The 91-year-old Farrakhan is labelled as extremist by the Southern Poverty Law Centre, which is allegedly making anti-Semitic, anti-white and anti-gay comments by the Anti-Anti-Protection, Southern Poverty Law Centre.
“You and I will have to learn to distinguish between the Jews of Justice who have been infected with poison and deceit to the whole world and the Jews of Devil,” Farrakhan said in a 2018 speech at the mosque.
However, while serving as Newark's vice mayor, Baraka praised Farrakhan as a role model and a powerful “moral” leader when he introduced the minister at the Newark 2004 event.
“I don't think any of the people present today have moral authority or spiritual power,” Baraka said of Farrakhan at the time.
“Not a president, not a community leader, not a political international activist.

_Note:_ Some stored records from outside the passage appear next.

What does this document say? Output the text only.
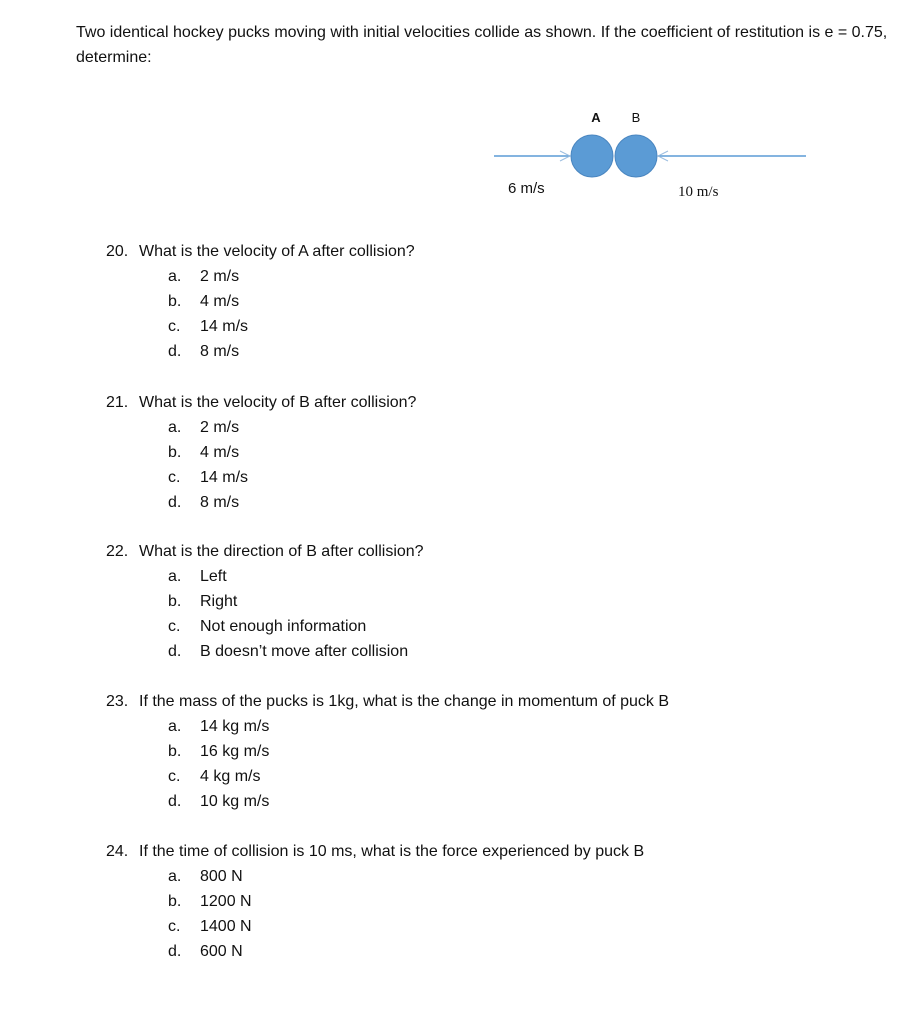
Two identical hockey pucks moving with initial velocities collide as shown. If the coefficient of restitution is e = 0.75, determine:
A B
6 m/s	10 m/s
20. What is the velocity of A after collision?
a. 2 m/s
b. 4 m/s
c. 14 m/s
d. 8 m/s
21. What is the velocity of B after collision?
a. 2 m/s
b. 4 m/s
c. 14 m/s
d. 8 m/s
22. What is the direction of B after collision?
a. Left
b. Right
c. Not enough information
d. B doesn’t move after collision
23. If the mass of the pucks is 1kg, what is the change in momentum of puck B
a. 14 kg m/s
b. 16 kg m/s
c. 4 kg m/s
d. 10 kg m/s
24. If the time of collision is 10 ms, what is the force experienced by puck B
a. 800 N
b. 1200 N
c. 1400 N
d. 600 N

No one has a moral authority, a historical and political framework that allows Minister Farrakhan to stand in.
At the same event, Farrakhan was called “crackers” and “real demons” and claimed that the government was using the prison system to give AIDS to black men, killing the black community and using gay slurs.
“Now they send you to prison, turn boys into girls, and you're coming out of prison behind you, just as big as a tunnel in the Netherlands. And you're with women in the daytime, with another man in the night. And now, all of our women are filled with AIDS virus. He said.

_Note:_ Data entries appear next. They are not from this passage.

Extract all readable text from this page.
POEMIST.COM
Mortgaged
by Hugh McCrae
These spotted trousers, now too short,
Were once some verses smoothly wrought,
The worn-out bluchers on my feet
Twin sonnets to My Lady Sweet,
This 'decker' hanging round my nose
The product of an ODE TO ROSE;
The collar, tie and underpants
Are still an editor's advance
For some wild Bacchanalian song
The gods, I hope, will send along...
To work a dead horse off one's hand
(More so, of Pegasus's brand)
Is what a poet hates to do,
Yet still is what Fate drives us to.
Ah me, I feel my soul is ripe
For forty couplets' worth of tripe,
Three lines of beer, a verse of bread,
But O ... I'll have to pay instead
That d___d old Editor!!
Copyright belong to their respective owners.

New Jersey's Jewish leader said his relationship with Farrakhan was troubling.
“Louis Farrakhan is an outspoken, violent anti-Semite who has never wasted the opportunity to call Jews the “enemy” and spill the sleazy hatred of Jews,” said Jason Shems, CEO of the Jewish Federation in northern New Jersey.

“My relationship and love with Farrakhan are a great concern and threat to our great American society. Likewise, his hatred of the LGBTQ community. I highly recommend him a complete separation from Farrakhan and his condemnation of divisive and hateful rhetoric.”
Baraka's governor's campaign did not have any immediate comments on the post.
Other Democratic candidates fighting for the governor's appointment include Jersey City Mayor Steve Flop, US Rep. Josh Gottimer, New Jersey Education Association President Sean Spiller and former Senator Steve Sweeney.
Republican candidates include Jack Ciattarelli, 2021 GOP candidate, former radio host Bill Spadare and former Englewood Cliffs mayor Mario Clanjack.
Baraka is the son of Amiri Baraka, who was named the New Jersey Poet Award winner in September 2002.
His father later wrote a poem called “Someone's Explosion America.”
“I told 4,000 Israeli workers at the Twin Towers that I knew the World Trade Centre would be bombed/Why did Sharon leave to stay home that day?” Amiri Baraka wrote.
The poem prompted a call for the expulsion of Amiri Baraka as the New Jersey Poet Award winner. James McCreevey. Amiri Baraka refused to resign and when it became clear that there was no way to force him, New Jersey legislature voted in 2003 to remove the position completely.